Editorial aponta falhas em documentos dos EUA usados contra ex-assessor de Bolsonaro
Por: Brado Jornal 28.jul.2025 às 10h56
Wall Street Journal defende libertação de Filipe Martins em caso de registros falsos
Foto: Divulgação/Fundação Alexandre Gusmão
Em um editorial veiculado no domingo (27), o jornal norte-americano The Wall Street Journal argumenta que Filipe Martins, ex-assessor do ex-presidente Jair Bolsonaro (PL), deveria estar em liberdade enquanto organiza sua defesa. Atualmente, Martins cumpre prisão domiciliar em Ponta Grossa, no Paraná.

O jornal destaca inconsistências nos registros do Departamento de Alfândega e Proteção de Fronteiras (CBP) dos Estados Unidos, em Orlando, Flórida, relacionados ao caso de Martins. Segundo o WSJ, "um tribunal brasileiro vem usando registros falsos do CBP para deter o Sr. Martins como um risco de fuga desde março de 2024 na investigação de um suposto golpe de Estado de Bolsonaro contra o presidente brasileiro Luiz Inácio ‘Lula’ da Silva".

Martins, ex-assessor de Assuntos Internacionais de Bolsonaro, é acusado pelo Supremo Tribunal Federal (STF) de integrar a comitiva que viajou aos EUA após a derrota de Bolsonaro nas eleições de 2022. Ele nega veementemente ter embarcado no voo com o ex-presidente em 30 de dezembro de 2022.

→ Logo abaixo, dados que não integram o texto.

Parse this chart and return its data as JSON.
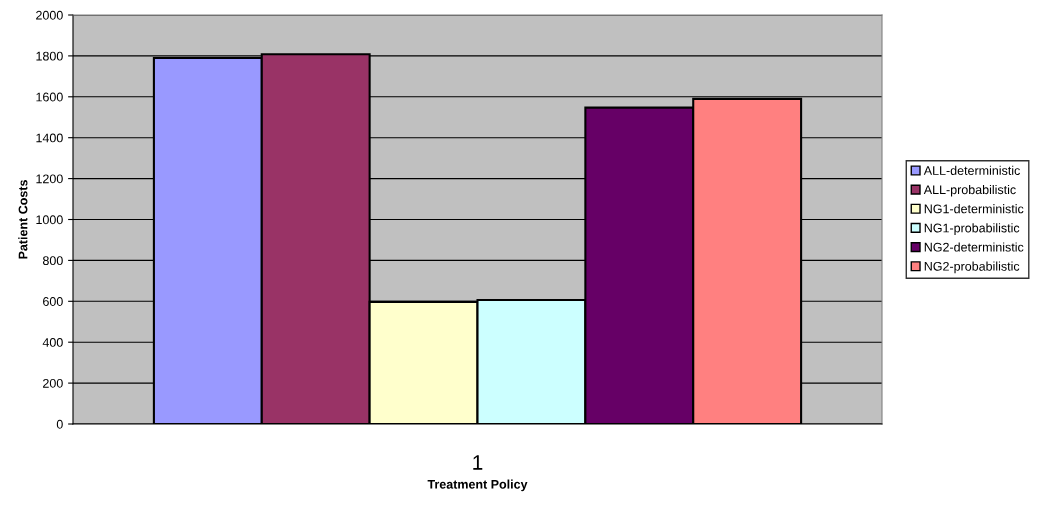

A defesa de Martins já havia questionado a veracidade dos registros da Polícia Federal que indicariam sua entrada nos Estados Unidos. Em depoimento ao STF no início de julho, o embaixador André Chermont, ex-chefe do Cerimonial da Presidência, reforçou essa tese, afirmando: “Eu creio que em um momento anterior ele [Filipe Martins] chegou a fazer parte na lista, mas depois ele não estava previsto”.

Envolvimento no “Núcleo 2”

Na denúncia da Procuradoria-Geral da República (PGR), Martins é apontado como integrante do chamado “núcleo 2” da suposta trama golpista de 2022, acusado de participar do núcleo jurídico que elaborava minutas para decretar Estado de Sítio e implementar a Garantia da Lei e da Ordem (GLO). Ele nega todas as acusações.

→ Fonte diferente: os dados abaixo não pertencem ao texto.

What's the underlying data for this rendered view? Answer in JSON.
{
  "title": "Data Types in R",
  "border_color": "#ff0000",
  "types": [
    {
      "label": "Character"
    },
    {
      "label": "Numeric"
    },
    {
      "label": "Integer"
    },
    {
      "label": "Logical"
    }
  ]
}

Preso em fevereiro de 2024 durante a operação Tempus Veritatis, Martins permaneceu detido por seis meses no Paraná, sob a alegação de que teria deixado o Brasil. Posteriormente, foi transferido para o regime de prisão domiciliar.

O editorial do WSJ também menciona o contexto político, citando as tarifas de 50% impostas pelo presidente dos EUA, Donald Trump, sobre importações brasileiras. O jornal sugere que “Trump talvez começasse melhor em casa, com uma investigação transparente sobre como registros falsos sobre Martins foram publicados em um site do CBP, depois desapareceram e reapareceram. Isso teria o benefício adicional de inocentar Martins da acusação de fugir ilegalmente de seu país”.